Hybrid medial strut standard calf band for patients who need knee control in both direction

Hybrid medial strut standard calf band for patients who need knee control in both direction

After his long history of a semirigid AFO and the progression of his CMT, it was decided that a custom-carbon and equally supportive device would offer support to his weakened muscles and allow him to accomplish his activities of daily living with greater stability. The Custom Composite AFO was selected due to its light weight and strong design. Although Custom Composite has many designs to choose from, a stronger semirigid design was selected to achieve his goals. A removable insert was created to allow adjustability during the initial fitting and to fulfill future needs. A proximal calf and ankle strap was used to secure the device to the patient. Some of the subtle features of this design can have a powerful impact on the user with CMT. The light weight of the carbon AFO allows a smaller device with the same support as a heavier device. Although the energy expenditure is hard to calculate, it is often the first noted feature from the patient. The removable soft insert has lateral posting to reduce inversion instability and serves to translate the forces toward the first metatarsal. The addition of a strap across the dorsum of the foot allows the patient greater connection to the overall device.

Results and Discussion

When first standing the patient reported greater stability with the devices. He reported that this is largely attributable to the soft insert within the device because he feels his foot is more flat on the ground. The lateral postings serve to reduce the torque caused from his plantar-flexed first ray. Once his balance and stability was gained in a static position he began to walk. His initial comment was how much lighter the devices felt compared with his older polypropylene design. This always seems to be a very powerful feeling for the patient. He reported greater stability, confidence, and speed while ambulating. He also reported that he feels he is less focused on thinking about steps and believes he needs less support from his single-tip cane. Once final adjustments were completed he took the device home and will return in a few weeks for an evaluation of the new devices.

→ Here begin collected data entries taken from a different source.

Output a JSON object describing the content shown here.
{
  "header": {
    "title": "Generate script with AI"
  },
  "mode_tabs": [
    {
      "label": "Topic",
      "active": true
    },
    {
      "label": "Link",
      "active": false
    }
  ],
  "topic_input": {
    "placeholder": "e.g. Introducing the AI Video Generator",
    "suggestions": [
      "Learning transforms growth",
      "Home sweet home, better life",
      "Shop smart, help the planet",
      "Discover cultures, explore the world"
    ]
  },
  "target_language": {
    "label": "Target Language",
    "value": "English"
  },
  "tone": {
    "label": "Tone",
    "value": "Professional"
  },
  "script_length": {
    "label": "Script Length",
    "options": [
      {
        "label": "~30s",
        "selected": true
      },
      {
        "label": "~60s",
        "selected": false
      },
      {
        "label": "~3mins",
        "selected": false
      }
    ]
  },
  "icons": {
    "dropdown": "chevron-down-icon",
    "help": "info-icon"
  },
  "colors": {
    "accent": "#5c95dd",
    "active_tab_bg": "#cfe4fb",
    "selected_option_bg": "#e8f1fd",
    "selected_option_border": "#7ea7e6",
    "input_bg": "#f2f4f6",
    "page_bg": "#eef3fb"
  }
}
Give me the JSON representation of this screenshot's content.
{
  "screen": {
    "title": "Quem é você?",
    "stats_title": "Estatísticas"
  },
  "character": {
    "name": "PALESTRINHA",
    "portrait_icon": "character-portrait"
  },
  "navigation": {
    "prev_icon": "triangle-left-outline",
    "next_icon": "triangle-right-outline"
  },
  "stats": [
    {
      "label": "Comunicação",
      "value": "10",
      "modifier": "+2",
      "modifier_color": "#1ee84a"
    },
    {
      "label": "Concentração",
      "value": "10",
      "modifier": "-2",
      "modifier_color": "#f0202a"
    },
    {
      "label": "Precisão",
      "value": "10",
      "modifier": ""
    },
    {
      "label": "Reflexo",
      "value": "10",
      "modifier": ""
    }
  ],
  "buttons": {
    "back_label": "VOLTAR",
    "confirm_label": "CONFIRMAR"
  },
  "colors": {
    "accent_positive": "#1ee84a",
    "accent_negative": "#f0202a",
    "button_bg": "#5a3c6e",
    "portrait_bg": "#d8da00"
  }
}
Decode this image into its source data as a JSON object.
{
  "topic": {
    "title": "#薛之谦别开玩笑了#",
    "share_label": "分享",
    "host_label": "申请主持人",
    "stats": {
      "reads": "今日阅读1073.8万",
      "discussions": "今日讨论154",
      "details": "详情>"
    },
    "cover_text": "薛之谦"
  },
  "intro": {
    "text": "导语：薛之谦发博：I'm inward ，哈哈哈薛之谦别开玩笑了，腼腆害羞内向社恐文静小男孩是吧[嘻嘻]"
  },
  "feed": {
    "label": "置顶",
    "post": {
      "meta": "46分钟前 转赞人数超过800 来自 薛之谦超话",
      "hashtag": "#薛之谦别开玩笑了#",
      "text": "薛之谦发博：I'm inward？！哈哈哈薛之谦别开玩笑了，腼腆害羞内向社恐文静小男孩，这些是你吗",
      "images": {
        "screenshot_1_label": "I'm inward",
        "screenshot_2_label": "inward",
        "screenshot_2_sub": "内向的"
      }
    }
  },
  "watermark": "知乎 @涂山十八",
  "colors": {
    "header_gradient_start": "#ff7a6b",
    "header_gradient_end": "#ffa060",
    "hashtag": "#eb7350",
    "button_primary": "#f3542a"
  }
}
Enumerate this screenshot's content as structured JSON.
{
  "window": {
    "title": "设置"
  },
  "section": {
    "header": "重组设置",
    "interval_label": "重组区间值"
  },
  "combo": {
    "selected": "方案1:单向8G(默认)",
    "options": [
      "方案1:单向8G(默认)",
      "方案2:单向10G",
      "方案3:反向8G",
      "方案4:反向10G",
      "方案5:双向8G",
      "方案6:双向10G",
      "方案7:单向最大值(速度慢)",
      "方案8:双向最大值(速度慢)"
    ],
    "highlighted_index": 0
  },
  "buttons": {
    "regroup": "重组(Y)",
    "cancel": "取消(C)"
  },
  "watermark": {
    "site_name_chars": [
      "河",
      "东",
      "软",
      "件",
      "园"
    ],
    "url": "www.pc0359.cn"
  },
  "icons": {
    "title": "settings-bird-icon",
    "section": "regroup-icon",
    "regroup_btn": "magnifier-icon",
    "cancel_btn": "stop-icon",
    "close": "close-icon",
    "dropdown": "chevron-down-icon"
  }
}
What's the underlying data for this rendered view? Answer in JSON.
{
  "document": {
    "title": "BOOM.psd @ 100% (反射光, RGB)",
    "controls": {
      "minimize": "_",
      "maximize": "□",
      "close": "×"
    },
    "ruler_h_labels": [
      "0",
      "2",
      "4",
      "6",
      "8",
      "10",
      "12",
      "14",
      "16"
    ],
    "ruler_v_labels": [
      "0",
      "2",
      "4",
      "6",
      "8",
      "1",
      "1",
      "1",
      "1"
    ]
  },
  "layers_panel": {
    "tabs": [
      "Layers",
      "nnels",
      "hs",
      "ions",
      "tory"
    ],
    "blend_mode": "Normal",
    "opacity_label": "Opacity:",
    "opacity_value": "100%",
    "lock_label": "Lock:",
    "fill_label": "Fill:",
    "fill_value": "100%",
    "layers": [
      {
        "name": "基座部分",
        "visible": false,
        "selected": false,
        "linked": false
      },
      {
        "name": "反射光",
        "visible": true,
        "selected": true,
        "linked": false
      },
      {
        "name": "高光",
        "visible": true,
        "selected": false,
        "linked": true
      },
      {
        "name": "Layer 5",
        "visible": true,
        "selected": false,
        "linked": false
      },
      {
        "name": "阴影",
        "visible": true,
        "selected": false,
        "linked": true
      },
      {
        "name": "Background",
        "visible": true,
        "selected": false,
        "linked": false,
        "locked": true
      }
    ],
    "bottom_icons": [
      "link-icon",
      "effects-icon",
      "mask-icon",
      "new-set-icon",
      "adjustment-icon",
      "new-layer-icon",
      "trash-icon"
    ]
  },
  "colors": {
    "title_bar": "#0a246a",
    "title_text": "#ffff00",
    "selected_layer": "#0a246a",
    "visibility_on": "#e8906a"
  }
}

Patient currently reports he does feel that he is able to complete more activities of daily living throughout the day. He believes this to be attributable to the lighter weight, better control, and stability created from the design. He reports that he concentrates less and also makes fewer corrective steps as he walks. Clinical observation shows he walks faster and is using his cane minimally. His standing stability has greatly improved and he is much more confident ambulating. He will be followed up in six months.

Why a medial strut design is ideal
Most CMT patients present with neurological deficiency causing foot drop, but later progress to a loss of balance. This loss of balance due to a decrease in proprioception leads to a constant readjustment of foot position to maintain standing balance.